Eh, Never. Not even for open source. Once the source is closed, it is no longer open source (and neither free software).

For a software to be open source, the user should have a way to obtain the source code legally (That is, a stolen source code won't make a software open source).

For the software to be free software, the user should have the freedom to (modify and) replace the software with the user's version of the software (of course, source code availability is pre-requisite for this).

Say for example, your router, Android phone, TV, Car, or your espresso machine could be running Linux which is open source. You get the source code of those over the Internet or from the vendor on request. But you may not be allowed to change it. So you are always on the mercy of the vendor if something happen (like the one happening now). They are open source, but they are not free software. (GNU [A]GPLv3 enforces this freedom.

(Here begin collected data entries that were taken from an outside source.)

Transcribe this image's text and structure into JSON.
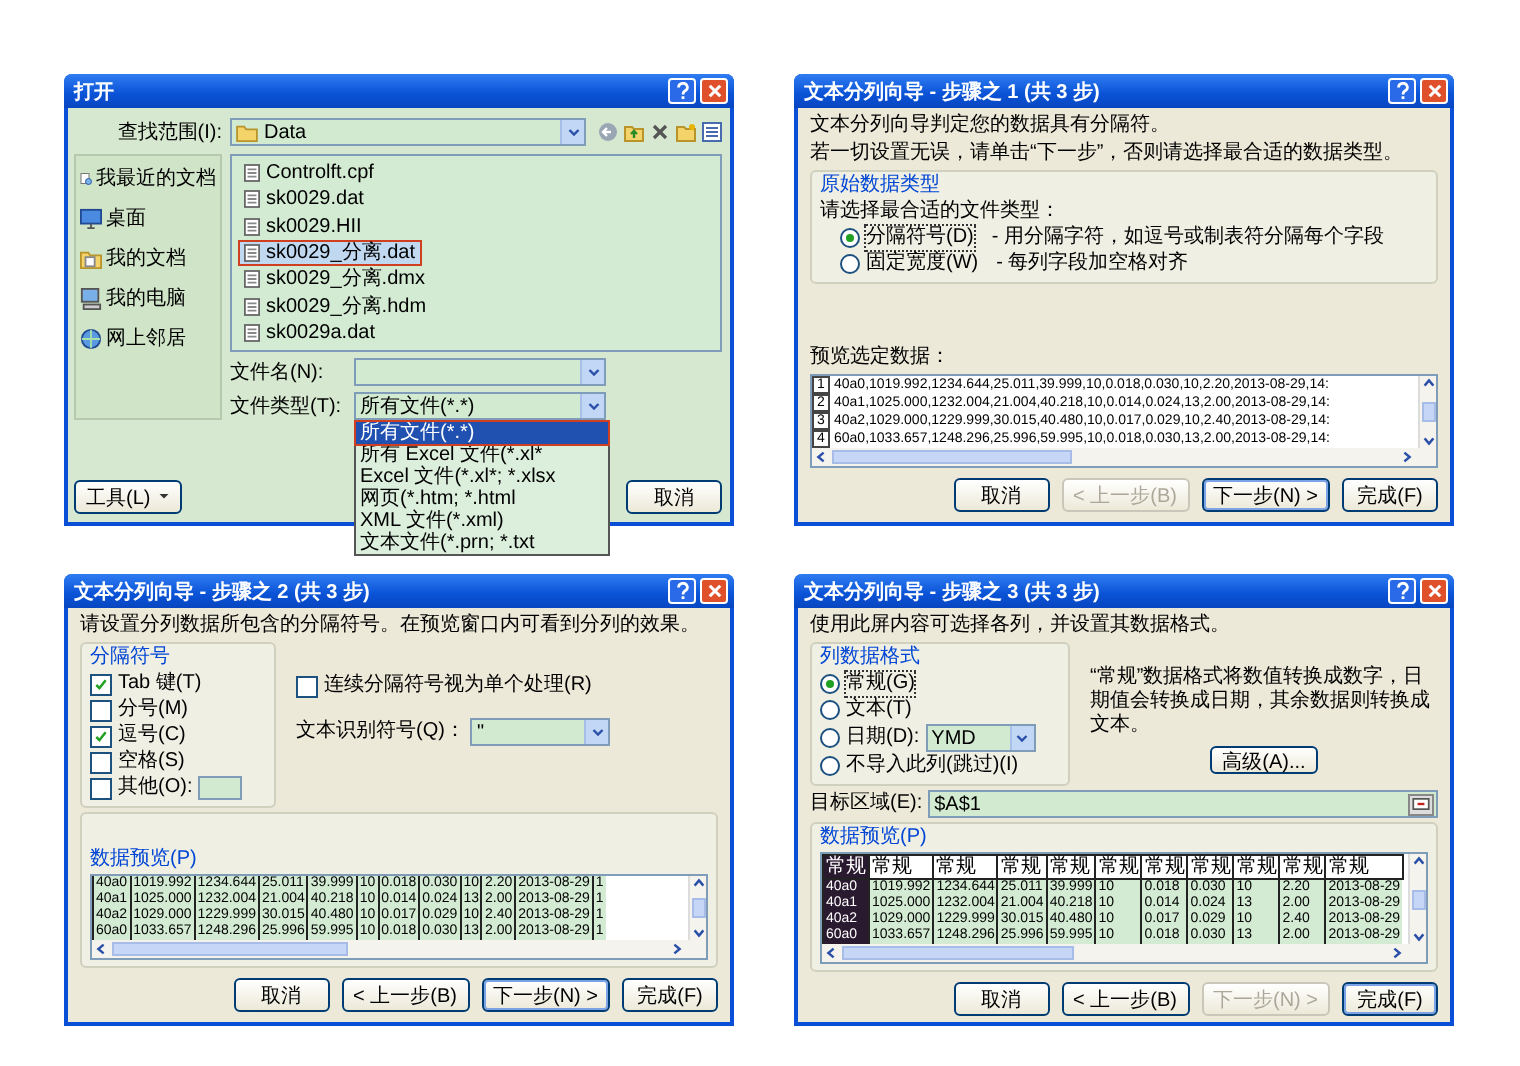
{
  "open_dialog": {
    "title": "打开",
    "look_in_label": "查找范围(I):",
    "look_in_value": "Data",
    "places": [
      {
        "label": "我最近的文档",
        "kind": "recent"
      },
      {
        "label": "桌面",
        "kind": "desktop"
      },
      {
        "label": "我的文档",
        "kind": "documents"
      },
      {
        "label": "我的电脑",
        "kind": "computer"
      },
      {
        "label": "网上邻居",
        "kind": "network"
      }
    ],
    "files": [
      {
        "name": "Controlft.cpf",
        "selected": false
      },
      {
        "name": "sk0029.dat",
        "selected": false
      },
      {
        "name": "sk0029.HII",
        "selected": false
      },
      {
        "name": "sk0029_分离.dat",
        "selected": true
      },
      {
        "name": "sk0029_分离.dmx",
        "selected": false
      },
      {
        "name": "sk0029_分离.hdm",
        "selected": false
      },
      {
        "name": "sk0029a.dat",
        "selected": false
      }
    ],
    "file_name_label": "文件名(N):",
    "file_type_label": "文件类型(T):",
    "file_type_value": "所有文件(*.*)",
    "file_type_options": [
      {
        "text": "所有文件(*.*)",
        "selected": true
      },
      {
        "text": "所有 Excel 文件(*.xl*",
        "selected": false
      },
      {
        "text": "Excel 文件(*.xl*; *.xlsx",
        "selected": false
      },
      {
        "text": "网页(*.htm; *.html",
        "selected": false
      },
      {
        "text": "XML 文件(*.xml)",
        "selected": false
      },
      {
        "text": "文本文件(*.prn; *.txt",
        "selected": false
      }
    ],
    "tools_button": "工具(L)",
    "cancel_button": "取消"
  },
  "wizard_step1": {
    "title": "文本分列向导 - 步骤之 1 (共 3 步)",
    "intro": [
      "文本分列向导判定您的数据具有分隔符。",
      "若一切设置无误，请单击“下一步”，否则请选择最合适的数据类型。"
    ],
    "group_title": "原始数据类型",
    "group_prompt": "请选择最合适的文件类型：",
    "types": [
      {
        "label": "分隔符号(D)",
        "description": "- 用分隔字符，如逗号或制表符分隔每个字段",
        "selected": true
      },
      {
        "label": "固定宽度(W)",
        "description": "- 每列字段加空格对齐",
        "selected": false
      }
    ],
    "preview_label": "预览选定数据：",
    "preview_rows": [
      {
        "number": "1",
        "text": "40a0,1019.992,1234.644,25.011,39.999,10,0.018,0.030,10,2.20,2013-08-29,14:"
      },
      {
        "number": "2",
        "text": "40a1,1025.000,1232.004,21.004,40.218,10,0.014,0.024,13,2.00,2013-08-29,14:"
      },
      {
        "number": "3",
        "text": "40a2,1029.000,1229.999,30.015,40.480,10,0.017,0.029,10,2.40,2013-08-29,14:"
      },
      {
        "number": "4",
        "text": "60a0,1033.657,1248.296,25.996,59.995,10,0.018,0.030,13,2.00,2013-08-29,14:"
      }
    ],
    "buttons": [
      {
        "label": "取消",
        "disabled": false,
        "default": false
      },
      {
        "label": "< 上一步(B)",
        "disabled": true,
        "default": false
      },
      {
        "label": "下一步(N) >",
        "disabled": false,
        "default": true
      },
      {
        "label": "完成(F)",
        "disabled": false,
        "default": false
      }
    ]
  },
  "wizard_step2": {
    "title": "文本分列向导 - 步骤之 2 (共 3 步)",
    "intro": "请设置分列数据所包含的分隔符号。在预览窗口内可看到分列的效果。",
    "group_title": "分隔符号",
    "delimiters": [
      {
        "label": "Tab 键(T)",
        "checked": true,
        "kind": "plain"
      },
      {
        "label": "分号(M)",
        "checked": false,
        "kind": "plain"
      },
      {
        "label": "逗号(C)",
        "checked": true,
        "kind": "plain"
      },
      {
        "label": "空格(S)",
        "checked": false,
        "kind": "plain"
      },
      {
        "label": "其他(O):",
        "checked": false,
        "kind": "other"
      }
    ],
    "consecutive": {
      "label": "连续分隔符号视为单个处理(R)",
      "checked": false
    },
    "qualifier_label": "文本识别符号(Q)：",
    "qualifier_value": "\"",
    "preview_title": "数据预览(P)",
    "rows": [
      [
        "40a0",
        "1019.992",
        "1234.644",
        "25.011",
        "39.999",
        "10",
        "0.018",
        "0.030",
        "10",
        "2.20",
        "2013-08-29",
        "1"
      ],
      [
        "40a1",
        "1025.000",
        "1232.004",
        "21.004",
        "40.218",
        "10",
        "0.014",
        "0.024",
        "13",
        "2.00",
        "2013-08-29",
        "1"
      ],
      [
        "40a2",
        "1029.000",
        "1229.999",
        "30.015",
        "40.480",
        "10",
        "0.017",
        "0.029",
        "10",
        "2.40",
        "2013-08-29",
        "1"
      ],
      [
        "60a0",
        "1033.657",
        "1248.296",
        "25.996",
        "59.995",
        "10",
        "0.018",
        "0.030",
        "13",
        "2.00",
        "2013-08-29",
        "1"
      ]
    ],
    "buttons": [
      {
        "label": "取消",
        "disabled": false,
        "default": false
      },
      {
        "label": "< 上一步(B)",
        "disabled": false,
        "default": false
      },
      {
        "label": "下一步(N) >",
        "disabled": false,
        "default": true
      },
      {
        "label": "完成(F)",
        "disabled": false,
        "default": false
      }
    ]
  },
  "wizard_step3": {
    "title": "文本分列向导 - 步骤之 3 (共 3 步)",
    "intro": "使用此屏内容可选择各列，并设置其数据格式。",
    "group_title": "列数据格式",
    "formats": [
      {
        "label": "常规(G)",
        "selected": true,
        "kind": "plain"
      },
      {
        "label": "文本(T)",
        "selected": false,
        "kind": "plain"
      },
      {
        "label": "日期(D):",
        "selected": false,
        "kind": "date",
        "date_value": "YMD"
      },
      {
        "label": "不导入此列(跳过)(I)",
        "selected": false,
        "kind": "plain"
      }
    ],
    "description": "“常规”数据格式将数值转换成数字，日期值会转换成日期，其余数据则转换成文本。",
    "advanced_button": "高级(A)...",
    "destination_label": "目标区域(E):",
    "destination_value": "$A$1",
    "preview_title": "数据预览(P)",
    "columns": [
      {
        "header": "常规",
        "selected": true
      },
      {
        "header": "常规",
        "selected": false
      },
      {
        "header": "常规",
        "selected": false
      },
      {
        "header": "常规",
        "selected": false
      },
      {
        "header": "常规",
        "selected": false
      },
      {
        "header": "常规",
        "selected": false
      },
      {
        "header": "常规",
        "selected": false
      },
      {
        "header": "常规",
        "selected": false
      },
      {
        "header": "常规",
        "selected": false
      },
      {
        "header": "常规",
        "selected": false
      },
      {
        "header": "常规",
        "selected": false
      }
    ],
    "rows": [
      [
        "40a0",
        "1019.992",
        "1234.644",
        "25.011",
        "39.999",
        "10",
        "0.018",
        "0.030",
        "10",
        "2.20",
        "2013-08-29"
      ],
      [
        "40a1",
        "1025.000",
        "1232.004",
        "21.004",
        "40.218",
        "10",
        "0.014",
        "0.024",
        "13",
        "2.00",
        "2013-08-29"
      ],
      [
        "40a2",
        "1029.000",
        "1229.999",
        "30.015",
        "40.480",
        "10",
        "0.017",
        "0.029",
        "10",
        "2.40",
        "2013-08-29"
      ],
      [
        "60a0",
        "1033.657",
        "1248.296",
        "25.996",
        "59.995",
        "10",
        "0.018",
        "0.030",
        "13",
        "2.00",
        "2013-08-29"
      ]
    ],
    "buttons": [
      {
        "label": "取消",
        "disabled": false,
        "default": false
      },
      {
        "label": "< 上一步(B)",
        "disabled": false,
        "default": false
      },
      {
        "label": "下一步(N) >",
        "disabled": true,
        "default": false
      },
      {
        "label": "完成(F)",
        "disabled": false,
        "default": true
      }
    ]
  }
}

Some like it, some don't).

A software can be free or non-free based on where the code is run, not just whether you get the source or not.

This is freedom 1 by free software definition:

The freedom to study how the program works, and change it so it does your computing as you wish.

See https://www.gnu.org/philosophy/free-sw.html for more details.


I thought MIT wasn't free software as defined by the FSF?

Open source would be the term for that. Free requires end users to receive source, open just allows you to use the source if you have a copy.


Free software is defined by the FSFs list of freedoms and MIT licence certainly provides those freedoms.


Fair enough, I got hung up on the lack of guarantees to distribute code alongside compiled applications.

Would you say compiled MIT programs are still "free software" when they don't come with the source code?


Freedom 1 (see https://www.gnu.org/philosophy/free-sw.en.html) depends on whether the source code is available, not whether the source comes with the binary.


Free software is software that doesn't cost any money, hence it is free.


You're confusing free software[0] with freeware[1]

[0] https://en.wikipedia.org/wiki/Free_software

[1] https://en.wikipedia.org/wiki/Freeware


Although it is often the case that free software (or libre software, or whatever you want to call it) is available at no cost, the term "free software" generally does not refer to the price but to the given freedoms.